Project Proposal Summary
The Spirit of Stivenson Magloire: An Artistic Investigation
Stivenson Magloire (1963-94) was stoned to death in broad daylight on a Port-au-Prince street; the reasons for his unsolved murder have been a source of much speculation. During a January, 2015 trip to Haiti, Edouard Eloi, Rachel Hadas, Frantz Mennon, and I followed some investigative threads through recorded interviews, archival research, and deepening our knowledge of Magloire’s astonishing art, art which survives and transcends his death, in the places where it was created. Much of Magloire’s art and story remains in Haiti.
Although Haitian art has many admirers in North America, Magloire’s art remains less well known than it deserves to be, especially in the literary and academic communities, which would be among the chief audiences for the proposed work. When people hear Magloire’s story and above all see his art, they are inevitably excited and curious. This project pulls together threads of Haitian culture and politics, art history, human drama, and poetry in an elegant and accessible way.
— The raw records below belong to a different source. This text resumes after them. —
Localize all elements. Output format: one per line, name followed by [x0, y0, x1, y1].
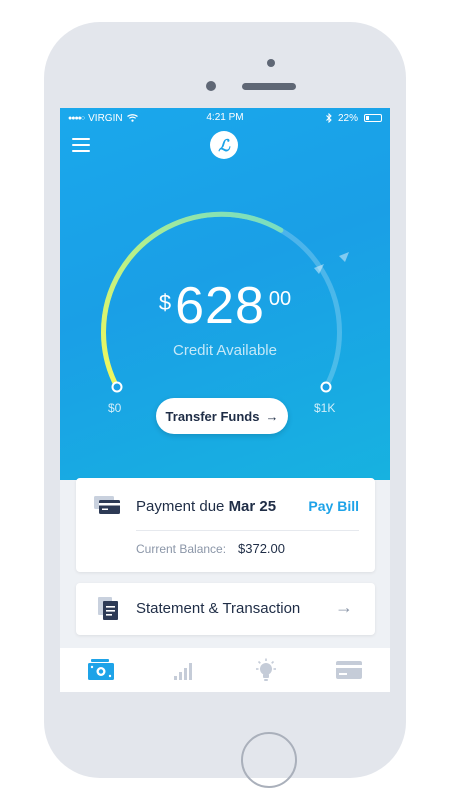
cash-icon — [88, 659, 115, 680]
range-min-label: $0 — [108, 401, 122, 415]
gauge-end-knob — [320, 381, 332, 393]
payment-due-label: Payment due — [136, 498, 225, 515]
tab-cards[interactable] — [308, 648, 391, 692]
transfer-funds-button[interactable]: Transfer Funds → — [156, 398, 288, 434]
card-divider — [136, 530, 359, 531]
lightbulb-icon — [256, 658, 277, 681]
chart-bars-icon — [173, 663, 192, 680]
arrow-right-icon: → — [265, 408, 279, 424]
pay-bill-link[interactable]: Pay Bill — [308, 498, 359, 514]
front-camera — [206, 81, 216, 91]
range-max-label: $1K — [314, 401, 336, 415]
credit-hero: ●●●●○ VIRGIN 4:21 PM 22% ℒ $ 628 00 Cred… — [60, 108, 390, 480]
tab-bar — [60, 648, 390, 692]
arrow-right-icon: → — [335, 597, 353, 617]
credit-card-icon — [94, 496, 120, 514]
amount-cents: 00 — [268, 288, 292, 310]
credit-amount: $ 628 00 — [60, 276, 390, 336]
tab-tips[interactable] — [225, 648, 308, 692]
gauge-start-knob — [111, 381, 123, 393]
current-balance-value: $372.00 — [238, 541, 285, 556]
payment-card: Payment due Mar 25 Pay Bill Current Bala… — [76, 478, 375, 572]
tab-insights[interactable] — [143, 648, 226, 692]
statement-label: Statement & Transaction — [136, 600, 301, 617]
amount-dollars: 628 — [175, 277, 265, 335]
gauge-tick-marker — [339, 252, 349, 262]
front-sensor — [267, 59, 275, 67]
currency-symbol: $ — [158, 290, 172, 315]
tab-home[interactable] — [60, 648, 143, 692]
earpiece-speaker — [242, 83, 296, 90]
card-icon — [335, 661, 362, 679]
statement-card[interactable]: Statement & Transaction → — [76, 583, 375, 635]
credit-available-label: Credit Available — [173, 342, 277, 359]
payment-due-date: Mar 25 — [228, 498, 277, 515]
document-icon — [98, 597, 118, 620]
home-button[interactable] — [241, 732, 297, 788]
app-screen: ●●●●○ VIRGIN 4:21 PM 22% ℒ $ 628 00 Cred… — [60, 108, 390, 692]
payment-due-text: Payment due Mar 25 — [136, 498, 276, 515]
transfer-funds-label: Transfer Funds — [165, 408, 260, 424]
current-balance-label: Current Balance: — [136, 542, 227, 556]
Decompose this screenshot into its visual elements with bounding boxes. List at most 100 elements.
Film projects are inherently interdisciplinary, experiential, and require the organization of experts in various fields. The core group in this project consists of a technical director, translator/guide, production manager, and writer. Each member of the team is currently volunteering time and using institutional and personal funds for travel expenses. I am the technical director able to record visuals and sounds, light sets, and be responsible for other details. The translator/guide served in this position during our last visit to Haiti. It is important to note that he has a long relationship with Haitian art and artists and sensitive to their cultural importance in Haiti. Co-Producer and Cameraman Edouard Eloi also continues to use his years of experience as a media activist and manager to schedule and support all aspects of production. Gorewitz and Eloi previously collaborated on The Last Tourist which was broadcast on PBS. Renowned poet, Rachel Hadas, a professor of English at Rutgers, is writing the script and will help conduct interviews. Her forthcoming poem in Poetry magazine inspired by her first exposure to Magloire’s work, ponders the painter’s distinctive visual language: “an iconography/written in a grisly alphabet/yet full of life, the haunting gaze direct,/transcending Death. Death had in winning lost./Art trumped death and life trumped art.” This group, with the support of Ramapo and Rutgers students will work collaboratively on edits and new investigative leads.
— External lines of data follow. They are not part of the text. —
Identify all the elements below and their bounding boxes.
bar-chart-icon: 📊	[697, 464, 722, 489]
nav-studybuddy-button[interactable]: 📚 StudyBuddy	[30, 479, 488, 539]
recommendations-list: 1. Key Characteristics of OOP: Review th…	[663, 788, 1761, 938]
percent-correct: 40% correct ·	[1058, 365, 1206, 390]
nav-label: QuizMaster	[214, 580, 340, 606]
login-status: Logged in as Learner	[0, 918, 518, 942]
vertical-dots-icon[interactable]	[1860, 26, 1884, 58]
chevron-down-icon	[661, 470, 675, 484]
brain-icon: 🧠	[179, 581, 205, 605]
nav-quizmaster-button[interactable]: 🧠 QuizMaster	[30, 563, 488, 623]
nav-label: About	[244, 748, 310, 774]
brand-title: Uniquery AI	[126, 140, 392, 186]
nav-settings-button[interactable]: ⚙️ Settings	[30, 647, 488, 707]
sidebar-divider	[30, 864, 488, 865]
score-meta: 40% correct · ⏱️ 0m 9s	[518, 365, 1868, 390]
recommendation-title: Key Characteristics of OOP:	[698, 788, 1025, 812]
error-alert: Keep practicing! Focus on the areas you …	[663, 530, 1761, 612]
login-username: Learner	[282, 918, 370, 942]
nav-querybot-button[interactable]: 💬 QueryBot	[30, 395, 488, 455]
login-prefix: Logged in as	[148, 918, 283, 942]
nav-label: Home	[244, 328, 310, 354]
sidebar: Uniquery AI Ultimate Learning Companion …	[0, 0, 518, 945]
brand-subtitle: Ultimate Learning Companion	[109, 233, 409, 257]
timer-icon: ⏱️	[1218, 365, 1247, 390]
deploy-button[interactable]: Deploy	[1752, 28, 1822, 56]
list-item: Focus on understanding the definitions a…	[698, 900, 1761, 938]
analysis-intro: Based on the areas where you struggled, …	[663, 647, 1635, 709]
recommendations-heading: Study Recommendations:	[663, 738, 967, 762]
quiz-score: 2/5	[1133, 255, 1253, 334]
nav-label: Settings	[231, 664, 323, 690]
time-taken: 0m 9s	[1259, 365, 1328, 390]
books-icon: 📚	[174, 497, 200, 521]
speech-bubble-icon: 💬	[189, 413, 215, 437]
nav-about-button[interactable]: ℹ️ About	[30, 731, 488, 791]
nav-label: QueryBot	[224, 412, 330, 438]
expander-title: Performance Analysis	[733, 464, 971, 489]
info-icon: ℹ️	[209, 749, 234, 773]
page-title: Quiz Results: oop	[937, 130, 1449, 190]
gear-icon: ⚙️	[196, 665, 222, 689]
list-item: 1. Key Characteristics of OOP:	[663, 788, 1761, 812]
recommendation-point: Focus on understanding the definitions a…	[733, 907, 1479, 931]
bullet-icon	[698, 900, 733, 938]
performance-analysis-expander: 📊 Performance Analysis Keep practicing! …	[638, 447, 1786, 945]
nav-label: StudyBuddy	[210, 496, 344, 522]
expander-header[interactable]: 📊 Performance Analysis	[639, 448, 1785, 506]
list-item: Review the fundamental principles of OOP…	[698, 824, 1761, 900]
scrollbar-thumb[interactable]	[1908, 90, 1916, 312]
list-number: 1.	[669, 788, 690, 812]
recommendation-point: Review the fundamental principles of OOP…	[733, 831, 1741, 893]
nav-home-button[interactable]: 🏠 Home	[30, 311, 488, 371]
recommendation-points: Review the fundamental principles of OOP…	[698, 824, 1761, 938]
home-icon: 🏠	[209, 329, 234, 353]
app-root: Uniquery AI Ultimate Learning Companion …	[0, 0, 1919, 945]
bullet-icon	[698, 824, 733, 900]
The Spirit of Stivenson Magloire will fuse styles and genres to investigate his life, death, and work. The French/Creole/English soundtrack will include interviews with artists, critics, friends, family, and curators about Stivenson. Magloire’s engagement with Voudon places him in a tradition explored by Zora Neale Hurston, Maya Deren, Selden Rodman, and others. It is time for a fresh, accessible look, at once poetic and scholarly, at Magloire’s tragically truncated career in its cultural context.
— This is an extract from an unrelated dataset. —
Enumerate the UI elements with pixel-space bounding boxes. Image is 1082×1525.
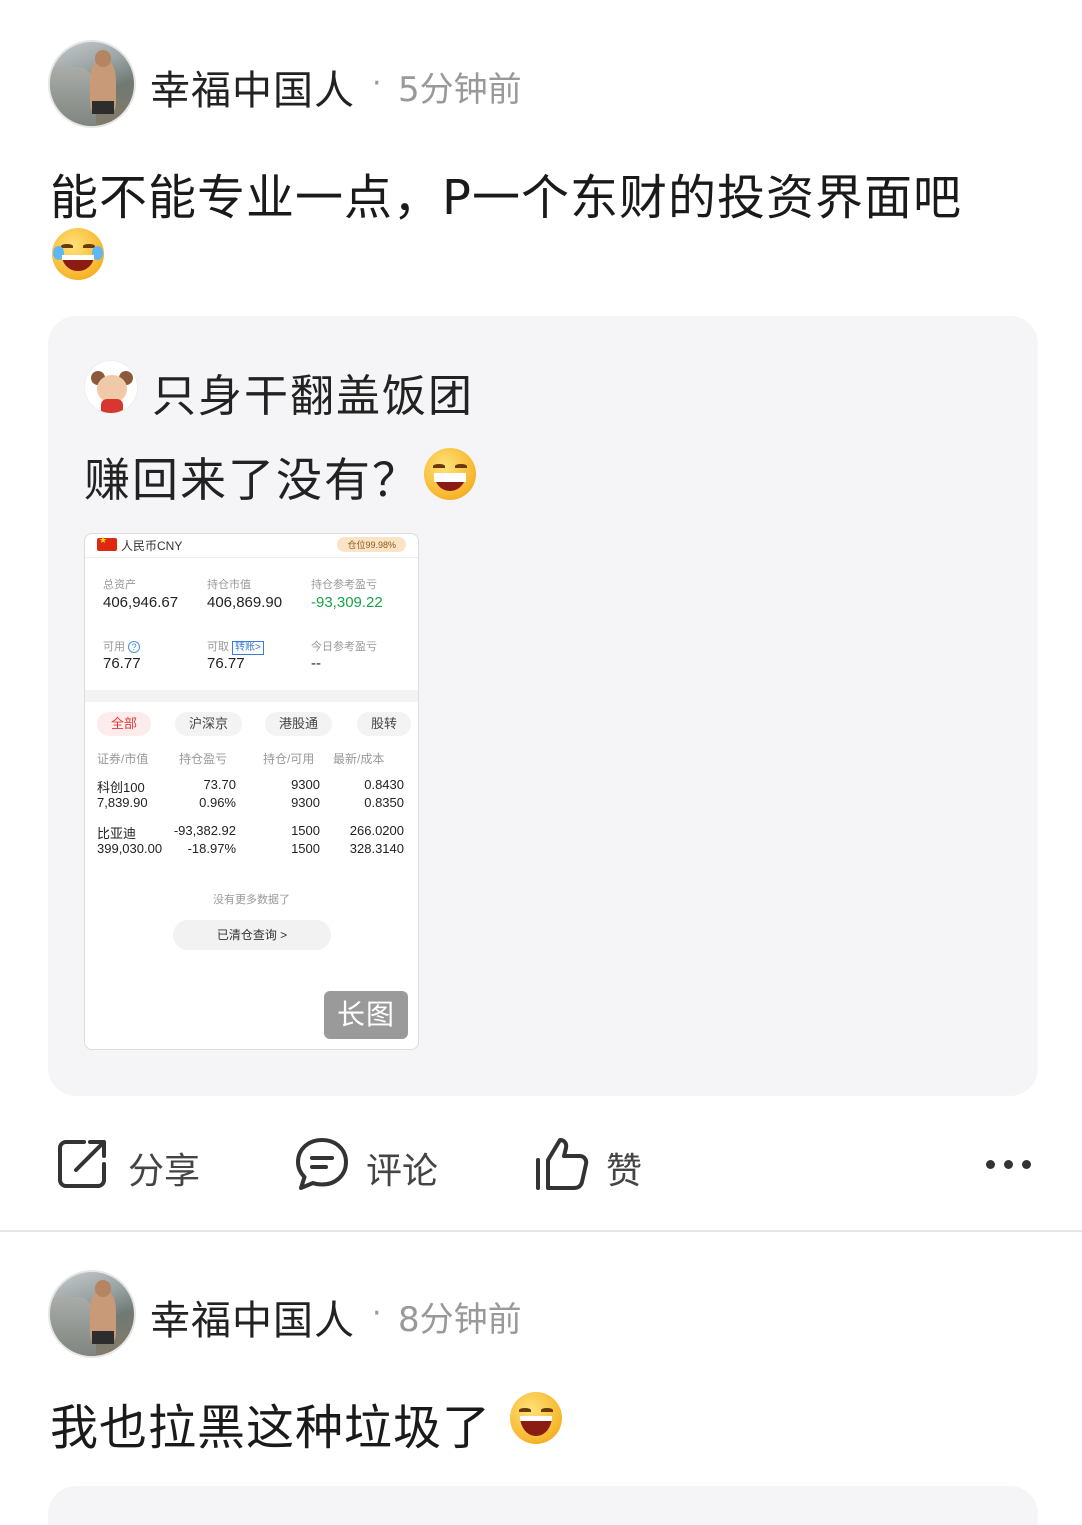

We’re living in a key cultural moment, when interest in Afro-Caribbean culture is at an all-time high at the same time that generic crossover in literature (poetry/memoir; narrative/analysis) is in the process of creating new forms. The Spirit of Stivenson Magloire will be a dynamic contribution to this cutting-edge development, as well as a furthering of my own increasing interest in putting the dead into cultural conversation with the living.
7) Budget Needs
We are seeking support for translation of French and Creole into English; English into French and Creole; audio enhancements; and a final short visit to Haiti with quick stops in Miami and Pittsburgh to complete interviews.
Any foundation support as well as help from individuals will be fully acknowledged in the film credits and all associated materials.